Our architecture is AWS MSK with AWS Lambda. Our Lambda consumes events from a topic, transform data and publish to another topic. This topic has 10,000s of messages and we are planning to deploy new lambda function. At the initial deployment, we expect this lambda will process all the existing messages in the topic.
MSK limit new connections at a rate of up to 20 TCP connections per broker per second. And we have more than 20 partitions for the topic. As this library balances the event publish across partitions and open new connection per partition, it's likely to hit the connection limit.

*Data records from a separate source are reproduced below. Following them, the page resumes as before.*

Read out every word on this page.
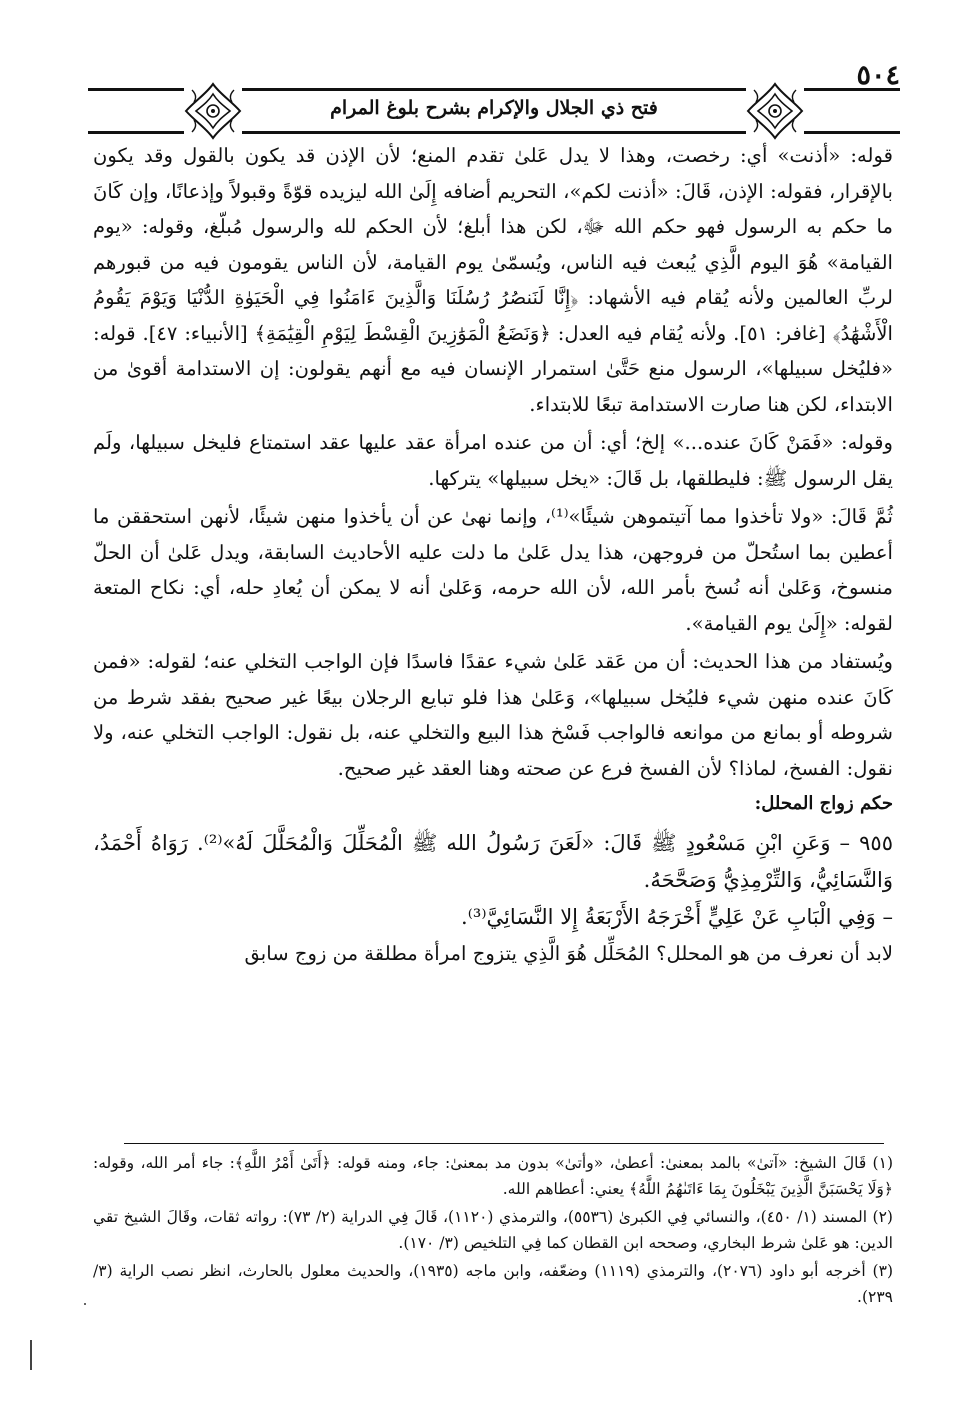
٥٠٤
فتح ذي الجلال والإكرام بشرح بلوغ المرام

قوله: «أذنت» أي: رخصت، وهذا لا يدل عَلىٰ تقدم المنع؛ لأن الإذن قد يكون بالقول وقد يكون بالإقرار، فقوله: الإذن، قَالَ: «أذنت لكم»، التحريم أضافه إِلَىٰ الله ليزيده قوّةً وقبولاً وإذعانًا، وإن كَانَ ما حكم به الرسول فهو حكم الله ﷻ، لكن هذا أبلغ؛ لأن الحكم لله والرسول مُبلّغ، وقوله: «يوم القيامة» هُوَ اليوم الَّذِي يُبعث فيه الناس، ويُسمّىٰ يوم القيامة، لأن الناس يقومون فيه من قبورهم لربِّ العالمين ولأنه يُقام فيه الأشهاد: ﴿إِنَّا لَنَنصُرُ رُسُلَنَا وَالَّذِينَ ءَامَنُوا فِي الْحَيَوٰةِ الدُّنْيَا وَيَوْمَ يَقُومُ الْأَشْهَٰدُ﴾ [غافر: ٥١]. ولأنه يُقام فيه العدل: ﴿وَنَضَعُ الْمَوَٰزِينَ الْقِسْطَ لِيَوْمِ الْقِيَٰمَةِ﴾ [الأنبياء: ٤٧]. قوله: «فليُخل سبيلها»، الرسول منع حَتَّىٰ استمرار الإنسان فيه مع أنهم يقولون: إن الاستدامة أقوىٰ من الابتداء، لكن هنا صارت الاستدامة تبعًا للابتداء.

وقوله: «فَمَنْ كَانَ عنده...» إلخ؛ أي: أن من عنده امرأة عقد عليها عقد استمتاع فليخل سبيلها، ولَم يقل الرسول ﷺ: فليطلقها، بل قَالَ: «يخل سبيلها» يتركها.

ثُمَّ قَالَ: «ولا تأخذوا مما آتيتموهن شيئًا»⁽¹⁾، وإنما نهىٰ عن أن يأخذوا منهن شيئًا، لأنهن استحققن ما أعطين بما استُحلّ من فروجهن، هذا يدل عَلىٰ ما دلت عليه الأحاديث السابقة، ويدل عَلىٰ أن الحلّ منسوخ، وَعَلىٰ أنه نُسخ بأمر الله، لأن الله حرمه، وَعَلىٰ أنه لا يمكن أن يُعادِ حله، أي: نكاح المتعة لقوله: «إِلَىٰ يوم القيامة».

ويُستفاد من هذا الحديث: أن من عَقد عَلىٰ شيء عقدًا فاسدًا فإن الواجب التخلي عنه؛ لقوله: «فمن كَانَ عنده منهن شيء فليُخل سبيلها»، وَعَلىٰ هذا فلو تبايع الرجلان بيعًا غير صحيح بفقد شرط من شروطه أو بمانع من موانعه فالواجب فَسْخ هذا البيع والتخلي عنه، بل نقول: الواجب التخلي عنه، ولا نقول: الفسخ، لماذا؟ لأن الفسخ فرع عن صحته وهنا العقد غير صحيح.

حكم زواج المحلل:

٩٥٥ – وَعَنِ ابْنِ مَسْعُودٍ ﷺ قَالَ: «لَعَنَ رَسُولُ الله ﷺ الْمُحَلِّلَ وَالْمُحَلَّلَ لَهُ»⁽²⁾. رَوَاهُ أَحْمَدُ، وَالنَّسَائِيُّ، وَالتِّرْمِذِيُّ وَصَحَّحَهُ.

– وَفِي الْبَابِ عَنْ عَلِيٍّ أَخْرَجَهُ الأَرْبَعَةُ إِلا النَّسَائِيَّ⁽³⁾.

لابد أن نعرف من هو المحلل؟ المُحَلِّل هُوَ الَّذِي يتزوج امرأة مطلقة من زوج سابق

(١) قَالَ الشيخ: «آتىٰ» بالمد بمعنىٰ: أعطىٰ، «وأتىٰ» بدون مد بمعنىٰ: جاء، ومنه قوله: ﴿أَتَىٰ أَمْرُ اللَّهِ﴾: جاء أمر الله، وقوله: ﴿وَلَا يَحْسَبَنَّ الَّذِينَ يَبْخَلُونَ بِمَا ءَاتَىٰهُمُ اللَّهُ﴾ يعني: أعطاهم الله.

(٢) المسند (١/ ٤٥٠)، والنسائي فِي الكبرىٰ (٥٥٣٦)، والترمذي (١١٢٠)، قَالَ فِي الدراية (٢/ ٧٣): رواته ثقات، وقَالَ الشيخ تقي الدين: هو عَلىٰ شرط البخاري، وصححه ابن القطان كما فِي التلخيص (٣/ ١٧٠).

(٣) أخرجه أبو داود (٢٠٧٦)، والترمذي (١١١٩) وضعّفه، وابن ماجه (١٩٣٥)، والحديث معلول بالحارث، انظر نصب الراية (٣/ ٢٣٩).
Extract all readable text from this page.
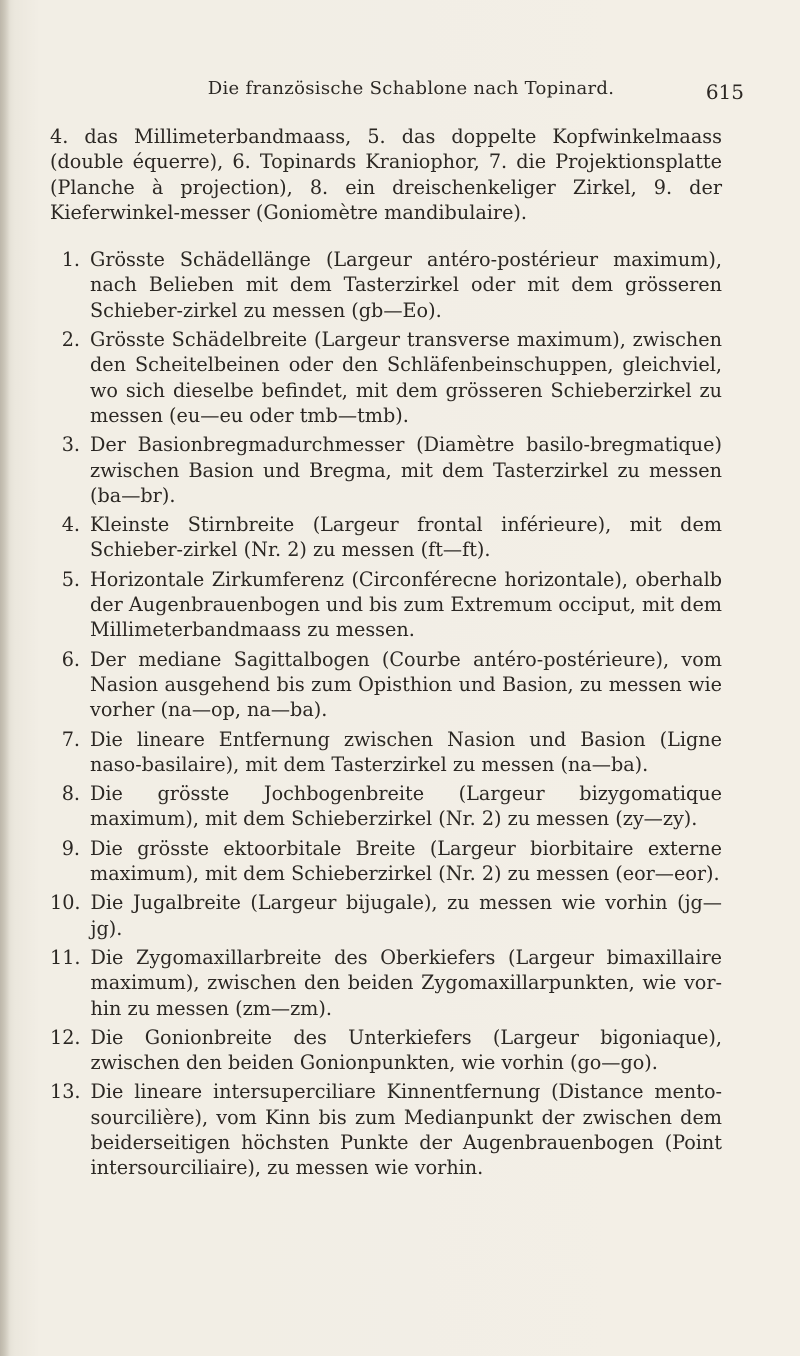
Die französische Schablone nach Topinard.	615

4. das Millimeterbandmaass, 5. das doppelte Kopfwinkelmaass (double équerre), 6. Topinards Kraniophor, 7. die Projektionsplatte (Planche à projection), 8. ein dreischenkeliger Zirkel, 9. der Kieferwinkel-messer (Goniomètre mandibulaire).

1. Grösste Schädellänge (Largeur antéro-postérieur maximum), nach Belieben mit dem Tasterzirkel oder mit dem grösseren Schieber-zirkel zu messen (gb—Eo).
2. Grösste Schädelbreite (Largeur transverse maximum), zwischen den Scheitelbeinen oder den Schläfenbeinschuppen, gleichviel, wo sich dieselbe befindet, mit dem grösseren Schieberzirkel zu messen (eu—eu oder tmb—tmb).
3. Der Basionbregmadurchmesser (Diamètre basilo-bregmatique) zwischen Basion und Bregma, mit dem Tasterzirkel zu messen (ba—br).
4. Kleinste Stirnbreite (Largeur frontal inférieure), mit dem Schieber-zirkel (Nr. 2) zu messen (ft—ft).
5. Horizontale Zirkumferenz (Circonférecne horizontale), oberhalb der Augenbrauenbogen und bis zum Extremum occiput, mit dem Millimeterbandmaass zu messen.
6. Der mediane Sagittalbogen (Courbe antéro-postérieure), vom Nasion ausgehend bis zum Opisthion und Basion, zu messen wie vorher (na—op, na—ba).
7. Die lineare Entfernung zwischen Nasion und Basion (Ligne naso-basilaire), mit dem Tasterzirkel zu messen (na—ba).
8. Die grösste Jochbogenbreite (Largeur bizygomatique maximum), mit dem Schieberzirkel (Nr. 2) zu messen (zy—zy).
9. Die grösste ektoorbitale Breite (Largeur biorbitaire externe maximum), mit dem Schieberzirkel (Nr. 2) zu messen (eor—eor).
10. Die Jugalbreite (Largeur bijugale), zu messen wie vorhin (jg—jg).
11. Die Zygomaxillarbreite des Oberkiefers (Largeur bimaxillaire maximum), zwischen den beiden Zygomaxillarpunkten, wie vor-hin zu messen (zm—zm).
12. Die Gonionbreite des Unterkiefers (Largeur bigoniaque), zwischen den beiden Gonionpunkten, wie vorhin (go—go).
13. Die lineare intersuperciliare Kinnentfernung (Distance mento-sourcilière), vom Kinn bis zum Medianpunkt der zwischen dem beiderseitigen höchsten Punkte der Augenbrauenbogen (Point intersourciliaire), zu messen wie vorhin.
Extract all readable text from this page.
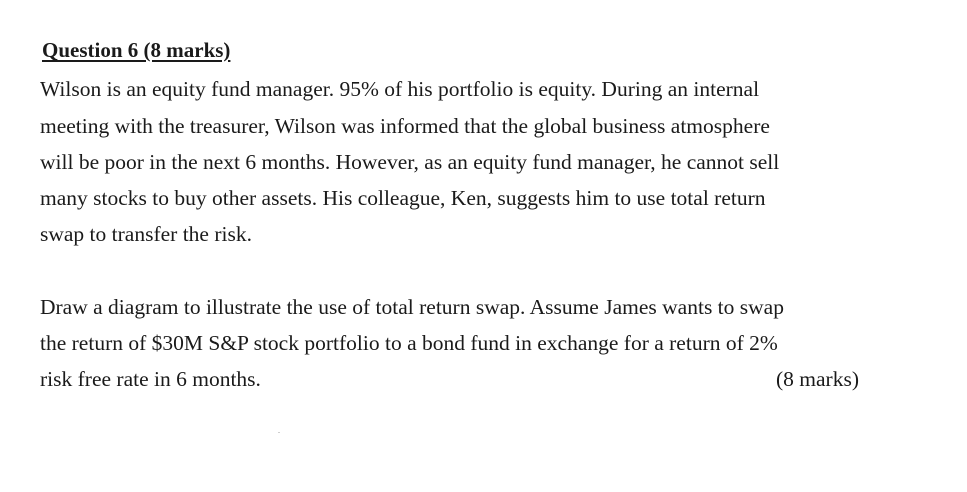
Question 6 (8 marks)
Wilson is an equity fund manager. 95% of his portfolio is equity. During an internal
meeting with the treasurer, Wilson was informed that the global business atmosphere
will be poor in the next 6 months. However, as an equity fund manager, he cannot sell
many stocks to buy other assets. His colleague, Ken, suggests him to use total return
swap to transfer the risk.
Draw a diagram to illustrate the use of total return swap. Assume James wants to swap
the return of $30M S&P stock portfolio to a bond fund in exchange for a return of 2%
risk free rate in 6 months.	(8 marks)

Like @VictorDenisov mentioned, it seems good idea to me to have MaxConnections
parameter to limit opening new connection. While reading the code it's perhaps achievable by using BatchSize
parameter, but it's not intuitive for me and prefer to have more self-explanatory solution. I'm new to this library but love to contribute to it if this proposal looks good to you.
Thanks :)
Describe the solution you'd like Reader and Writer in this library open the number of connections proportional to the number of partitions of the topic. Also writer allows us to write to only one topic. So if we want to write to another topic we need to create another writer which is going to start another batch of connections of the number of partitions. It puts extra load on conntrack tables in cloud providers. It would be great to come up with an approach for starting only the amount of connections necessary to talk to each broker and no more. Also it would be great to share the set of these connections between writer and readers.
Supporting documentation Please provides links to relevant Kafka protocol docs and/or KIPs.